The Overdick-Zetas group has been on the offensive against their Guatemalan and Mexican rivals since at least 2010, when a combative Zeta known only as “200” arrived from Mexico. This offensive peaked last May, when a large caravan entered the farm of a suspected rival in the northern province of Peten and killed 27 farmhands, and then murdered a prosecutor who worked in their home base, the Alta Verapaz province.
The Guatemalan government has since engaged in an unprecedented effort to corral this group. The Attorney General’s office told InSight Crime that it had arrested 75 suspected members of the Overdick-Zetas organization, not including Gomez. The suspects are mostly Mexican and Guatemalans and range from low to high-level ranks within the group, reaching to the level of financial manager, a critical post in the Zetas (as in any criminal organization).
The top members of the Overdick-Zetas group, however, remain at large, including Walther Overdick and alias “W,” (pictured with Overdick above) the top member of the financial wing of the Zetas. These two mysteriously escaped a dragnet in July, even while numerous others, including Overdick’s son, were arrested.
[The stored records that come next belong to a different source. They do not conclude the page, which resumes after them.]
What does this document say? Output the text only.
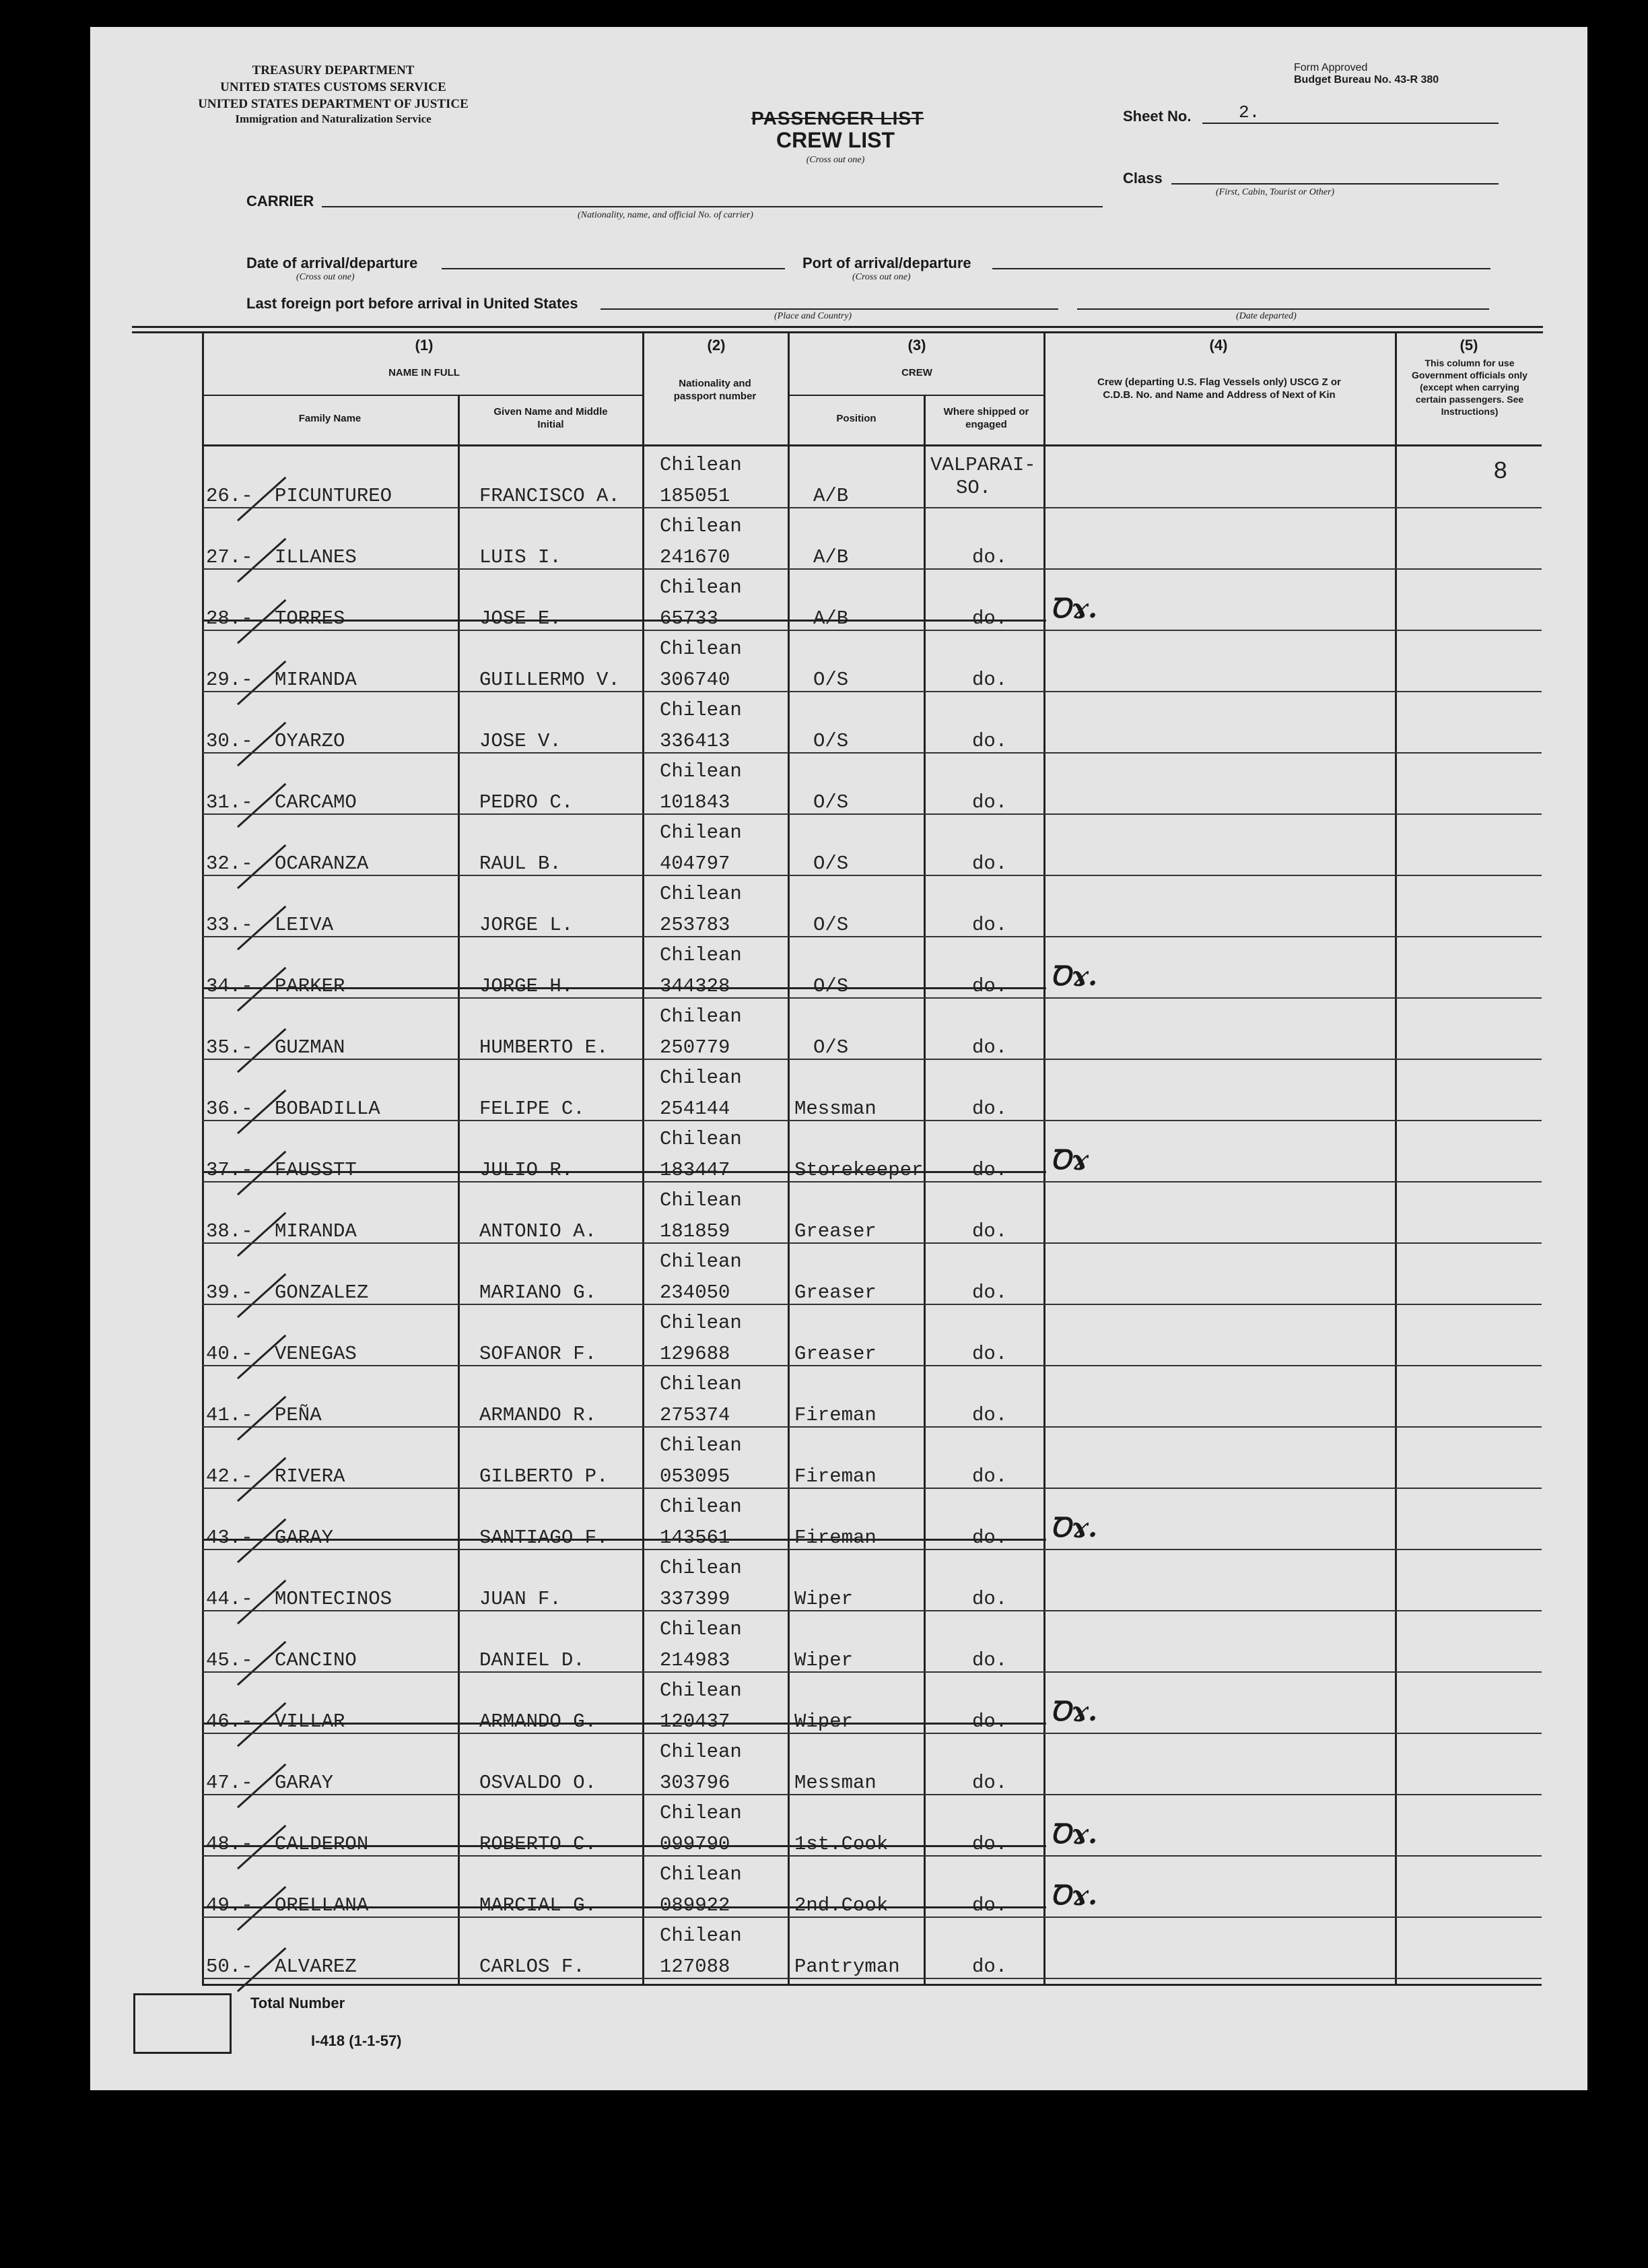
TREASURY DEPARTMENT
UNITED STATES CUSTOMS SERVICE
UNITED STATES DEPARTMENT OF JUSTICE
Immigration and Naturalization Service
Form Approved
Budget Bureau No. 43-R 380
PASSENGER LIST
CREW LIST
(Cross out one)
Sheet No.	2.
Class
(First, Cabin, Tourist or Other)
CARRIER
(Nationality, name, and official No. of carrier)
Date of arrival/departure
(Cross out one)
Port of arrival/departure
(Cross out one)
Last foreign port before arrival in United States
(Place and Country)	(Date departed)
(1)
NAME IN FULL
Family Name
Given Name and Middle Initial
(2)
Nationality and passport number
(3)
CREW
Position
Where shipped or engaged
(4)
Crew (departing U.S. Flag Vessels only) USCG Z or C.D.B. No. and Name and Address of Next of Kin
(5)
This column for use Government officials only (except when carrying certain passengers. See Instructions)
26.- PICUNTUREO	FRANCISCO A.
Chilean
185051	A/B
VALPARAI-
SO.
8
27.- ILLANES	LUIS I.
Chilean
241670	A/B	do.
28.- TORRES	JOSE E.
Chilean
65733	A/B	do. Ꝺɤ.
29.- MIRANDA	GUILLERMO V.
Chilean
306740	O/S	do.
30.- OYARZO	JOSE V.
Chilean
336413	O/S	do.
31.- CARCAMO	PEDRO C.
Chilean
101843	O/S	do.
32.- OCARANZA	RAUL B.
Chilean
404797	O/S	do.
33.- LEIVA	JORGE L.
Chilean
253783	O/S	do.
34.- PARKER	JORGE H.
Chilean
344328	O/S	do. Ꝺɤ.
35.- GUZMAN	HUMBERTO E.
Chilean
250779	O/S	do.
36.- BOBADILLA	FELIPE C.
Chilean
254144	Messman	do.
37.- FAUSSTT	JULIO R.
Chilean
183447	Storekeeper	do. Ꝺɤ
38.- MIRANDA	ANTONIO A.
Chilean
181859	Greaser	do.
39.- GONZALEZ	MARIANO G.
Chilean
234050	Greaser	do.
40.- VENEGAS	SOFANOR F.
Chilean
129688	Greaser	do.
41.- PEÑA	ARMANDO R.
Chilean
275374	Fireman	do.
42.- RIVERA	GILBERTO P.
Chilean
053095	Fireman	do.
43.- GARAY	SANTIAGO F.
Chilean
143561	Fireman	do. Ꝺɤ.
44.- MONTECINOS	JUAN F.
Chilean
337399	Wiper	do.
45.- CANCINO	DANIEL D.
Chilean
214983	Wiper	do.
46.- VILLAR	ARMANDO G.
Chilean
120437	Wiper	do. Ꝺɤ.
47.- GARAY	OSVALDO O.
Chilean
303796	Messman	do.
48.- CALDERON	ROBERTO C.
Chilean
099790	1st.Cook	do. Ꝺɤ.
49.- ORELLANA	MARCIAL G.
Chilean
089922	2nd.Cook	do. Ꝺɤ.
50.- ALVAREZ	CARLOS F.
Chilean
127088	Pantryman	do.
Total Number
I-418 (1-1-57)
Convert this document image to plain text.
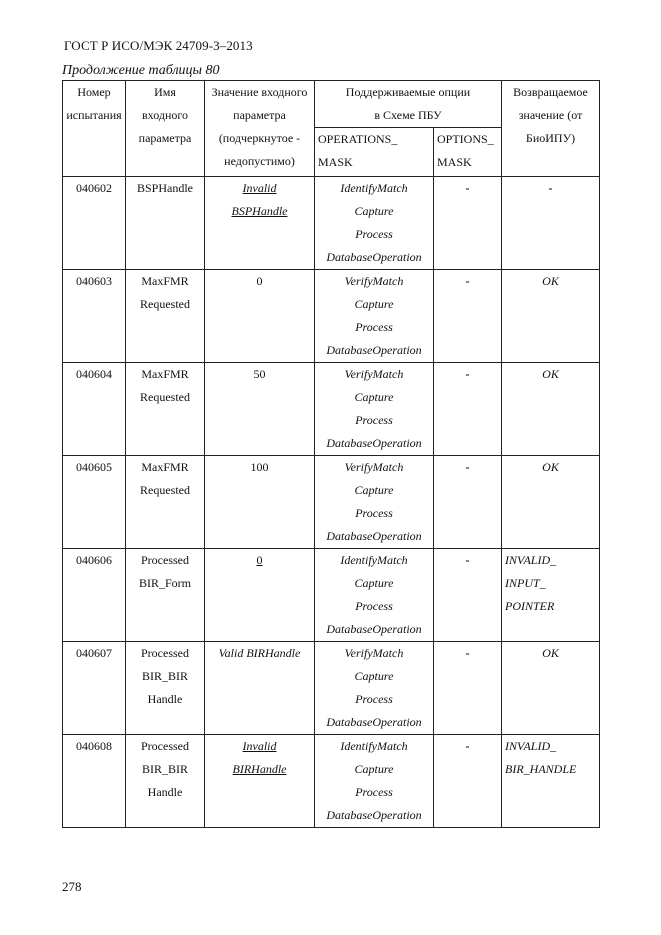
ГОСТ Р ИСО/МЭК 24709-3–2013
Продолжение таблицы 80
Номер
испытания	Имя
входного
параметра	Значение входного
параметра
(подчеркнутое -
недопустимо)	Поддерживаемые опции
в Схеме ПБУ		Возвращаемое
значение (от
БиоИПУ)

			OPERATIONS_
MASK	OPTIONS_
MASK	

040602	BSPHandle	Invalid
BSPHandle	IdentifyMatch
Capture
Process
DatabaseOperation	-	-

040603	MaxFMR
Requested	0	VerifyMatch
Capture
Process
DatabaseOperation	-	OK

040604	MaxFMR
Requested	50	VerifyMatch
Capture
Process
DatabaseOperation	-	OK

040605	MaxFMR
Requested	100	VerifyMatch
Capture
Process
DatabaseOperation	-	OK

040606	Processed
BIR_Form	0	IdentifyMatch
Capture
Process
DatabaseOperation	-	INVALID_
INPUT_
POINTER

040607	Processed
BIR_BIR
Handle	Valid BIRHandle	VerifyMatch
Capture
Process
DatabaseOperation	-	OK

040608	Processed
BIR_BIR
Handle	Invalid
BIRHandle	IdentifyMatch
Capture
Process
DatabaseOperation	-	INVALID_
BIR_HANDLE
278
The Perez Molina government has indicated that it will use a new “Joint Task Force” to go after these and other Guatemalan groups, and the president said this arrest showed better intelligence gathering was already producing results.
For its part, the United States has indicated that Overdick is its top target. The fact that Overdick has no charges against him in Guatemala helps the US cause. If the US builds a case against him, and he is arrested, Overdick will face the immediate prospect of being extradited to face charges in the US.
It will be harder for the US to get their hands on Gomez. Guatemalan law prohibits extraditing suspects until they have settled their cases in country. In an odd twist, there are some who think this was Gomez’s strategy: shield himself from extradition to the US by getting arrested and tried in Guatemala.